State v. Fuentes

Annotate this Case

342 P.2d 1080 (1959)

66 N.M. 52

STATE of New Mexico, Plaintiff-Appellee, v. Michael FUENTES, Defendant-Appellant.

No. 6550.

Supreme Court of New Mexico.

August 12, 1959.

Blythe & Norvell, Clovis, for appellant.

Frank B. Zinn, Atty. Gen., Hilton A. Dickson, Jr., Asst. Atty. Gen., for appellee.

MOISE, Justice.

Michael Fuentes, hereinafter referred to as defendant, was convicted of the crime of armed robbery. Upon being convicted he appealed to this Court for a review of the conviction. The conviction had been obtained after one Joseph Points, who had pleaded guilty to participation in this and three other robberies and was in jail awaiting sentence on all four charges, testified that he, Fuentes and another airman attached to Cannon Air Force Base had together perpetrated the robbery on the filling station located at Melrose. No other witness identified the defendant as being present at the time of the robbery, the robbers being masked and the victim being unable to see their faces.

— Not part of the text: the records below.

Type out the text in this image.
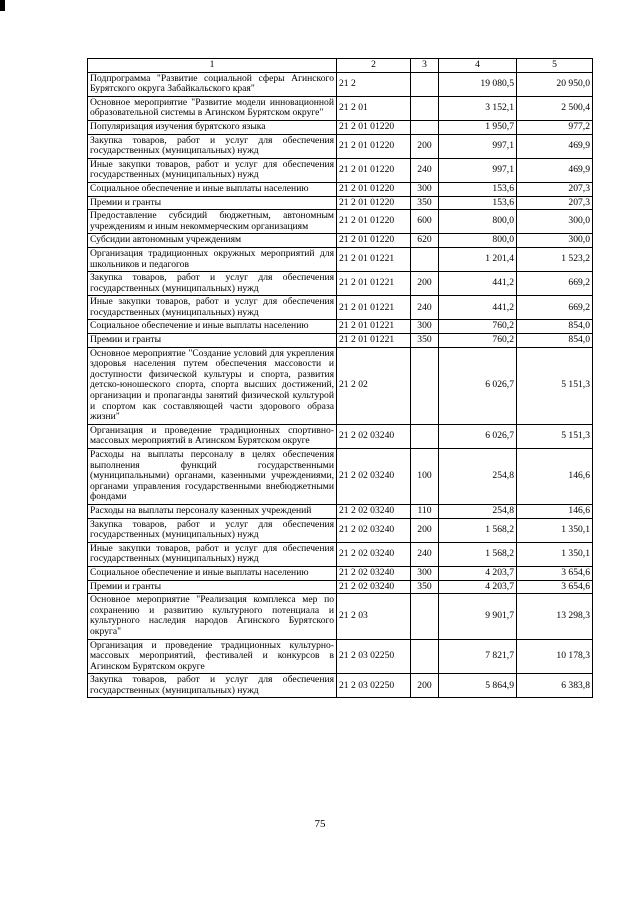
1	2	3	4	5
Подпрограмма "Развитие социальной сферы Агинского Бурятского округа Забайкальского края"	21 2		19 080,5	20 950,0
Основное мероприятие "Развитие модели инновационной образовательной системы в Агинском Бурятском округе"	21 2 01		3 152,1	2 500,4
Популяризация изучения бурятского языка	21 2 01 01220		1 950,7	977,2
Закупка товаров, работ и услуг для обеспечения государственных (муниципальных) нужд	21 2 01 01220	200	997,1	469,9
Иные закупки товаров, работ и услуг для обеспечения государственных (муниципальных) нужд	21 2 01 01220	240	997,1	469,9
Социальное обеспечение и иные выплаты населению	21 2 01 01220	300	153,6	207,3
Премии и гранты	21 2 01 01220	350	153,6	207,3
Предоставление субсидий бюджетным, автономным учреждениям и иным некоммерческим организациям	21 2 01 01220	600	800,0	300,0
Субсидии автономным учреждениям	21 2 01 01220	620	800,0	300,0
Организация традиционных окружных мероприятий для школьников и педагогов	21 2 01 01221		1 201,4	1 523,2
Закупка товаров, работ и услуг для обеспечения государственных (муниципальных) нужд	21 2 01 01221	200	441,2	669,2
Иные закупки товаров, работ и услуг для обеспечения государственных (муниципальных) нужд	21 2 01 01221	240	441,2	669,2
Социальное обеспечение и иные выплаты населению	21 2 01 01221	300	760,2	854,0
Премии и гранты	21 2 01 01221	350	760,2	854,0
Основное мероприятие "Создание условий для укрепления здоровья населения путем обеспечения массовости и доступности физической культуры и спорта, развития детско-юношеского спорта, спорта высших достижений, организации и пропаганды занятий физической культурой и спортом как составляющей части здорового образа жизни"	21 2 02		6 026,7	5 151,3
Организация и проведение традиционных спортивно-массовых мероприятий в Агинском Бурятском округе	21 2 02 03240		6 026,7	5 151,3
Расходы на выплаты персоналу в целях обеспечения выполнения функций государственными (муниципальными) органами, казенными учреждениями, органами управления государственными внебюджетными фондами	21 2 02 03240	100	254,8	146,6
Расходы на выплаты персоналу казенных учреждений	21 2 02 03240	110	254,8	146,6
Закупка товаров, работ и услуг для обеспечения государственных (муниципальных) нужд	21 2 02 03240	200	1 568,2	1 350,1
Иные закупки товаров, работ и услуг для обеспечения государственных (муниципальных) нужд	21 2 02 03240	240	1 568,2	1 350,1
Социальное обеспечение и иные выплаты населению	21 2 02 03240	300	4 203,7	3 654,6
Премии и гранты	21 2 02 03240	350	4 203,7	3 654,6
Основное мероприятие "Реализация комплекса мер по сохранению и развитию культурного потенциала и культурного наследия народов Агинского Бурятского округа"	21 2 03		9 901,7	13 298,3
Организация и проведение традиционных культурно-массовых мероприятий, фестивалей и конкурсов в Агинском Бурятском округе	21 2 03 02250		7 821,7	10 178,3
Закупка товаров, работ и услуг для обеспечения государственных (муниципальных) нужд	21 2 03 02250	200	5 864,9	6 383,8
75
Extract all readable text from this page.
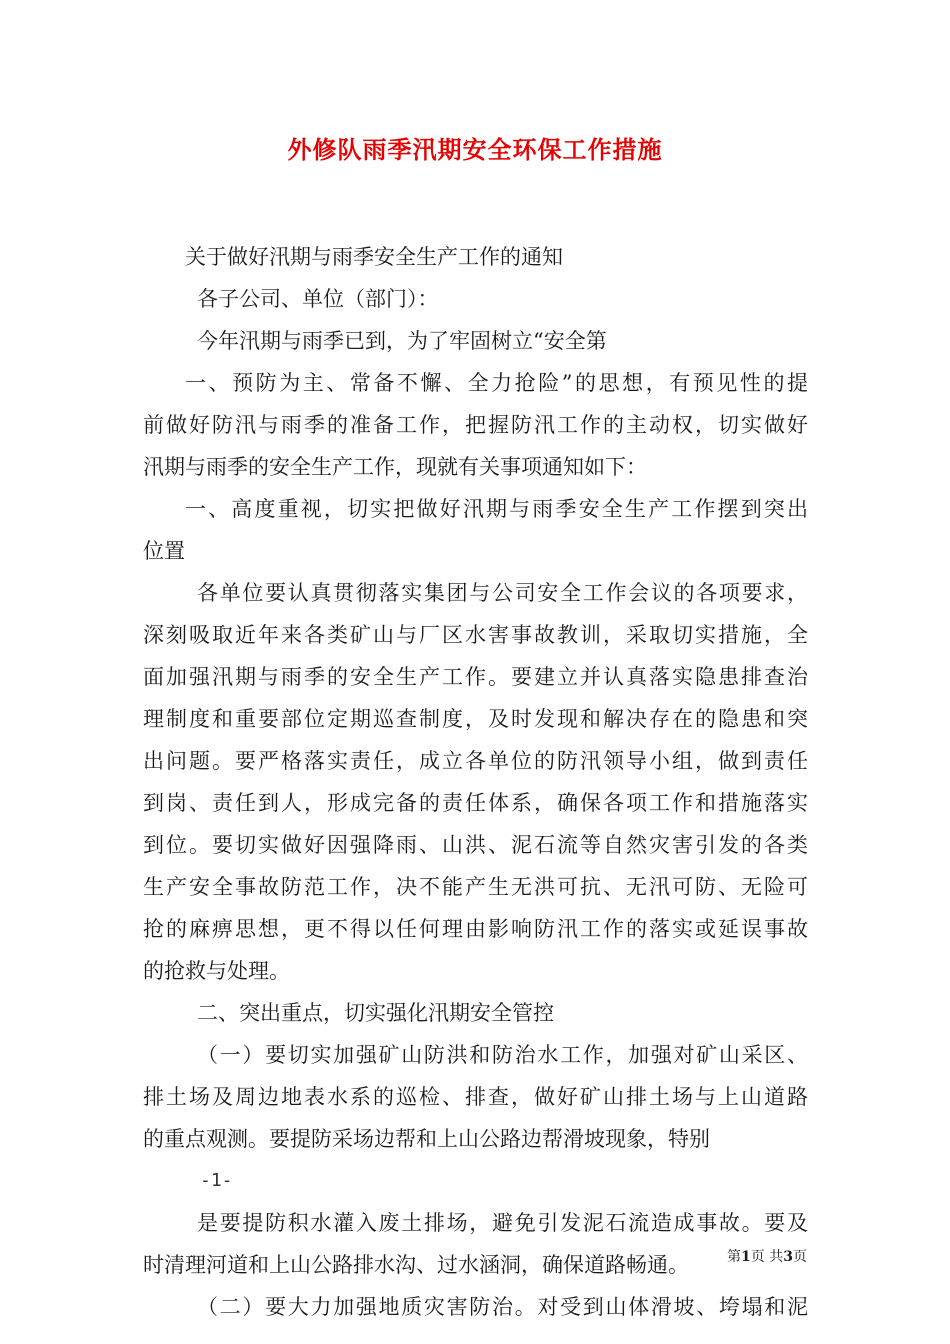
外修队雨季汛期安全环保工作措施
关于做好汛期与雨季安全生产工作的通知
各子公司、单位（部门）：
今年汛期与雨季已到，为了牢固树立“安全第
一、预防为主、常备不懈、全力抢险”的思想，有预见性的提
前做好防汛与雨季的准备工作，把握防汛工作的主动权，切实做好
汛期与雨季的安全生产工作，现就有关事项通知如下：
一、高度重视，切实把做好汛期与雨季安全生产工作摆到突出
位置
各单位要认真贯彻落实集团与公司安全工作会议的各项要求，
深刻吸取近年来各类矿山与厂区水害事故教训，采取切实措施，全
面加强汛期与雨季的安全生产工作。要建立并认真落实隐患排查治
理制度和重要部位定期巡查制度，及时发现和解决存在的隐患和突
出问题。要严格落实责任，成立各单位的防汛领导小组，做到责任
到岗、责任到人，形成完备的责任体系，确保各项工作和措施落实
到位。要切实做好因强降雨、山洪、泥石流等自然灾害引发的各类
生产安全事故防范工作，决不能产生无洪可抗、无汛可防、无险可
抢的麻痹思想，更不得以任何理由影响防汛工作的落实或延误事故
的抢救与处理。
二、突出重点，切实强化汛期安全管控
（一）要切实加强矿山防洪和防治水工作，加强对矿山采区、
排土场及周边地表水系的巡检、排查，做好矿山排土场与上山道路
的重点观测。要提防采场边帮和上山公路边帮滑坡现象，特别
-1-
是要提防积水灌入废土排场，避免引发泥石流造成事故。要及
时清理河道和上山公路排水沟、过水涵洞，确保道路畅通。
（二）要大力加强地质灾害防治。对受到山体滑坡、垮塌和泥
第1页 共3页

The day after the appeal was filed in this Court one Lt. John W. McWhirter, Jr., an officer attached to the air base, spoke to Points in the jail at Clovis and at that time Points retracted his testimony concerning the defendant's participation in the crime, stating that defendant was along with him and his associate on the evening of the crime but was not present when the crime was committed, did not know it was being committed and did not share in the loot. Thereafter, Points made an affidavit to the same effect, explaining that he had implicated *1081 the defendant because the defendant owed him $5 and had not paid it when asked for it, and further that the district attorney had advised him that he was calling in the F.B.I. to investigate possible connection of Points in two Dyer Act (18 U.S.C.A. § 2311 et seq.) violations and stating that his father had urged him to cooperate with the state and be a witness in the trial whereby any Dyer Act charges which might develop would be dropped.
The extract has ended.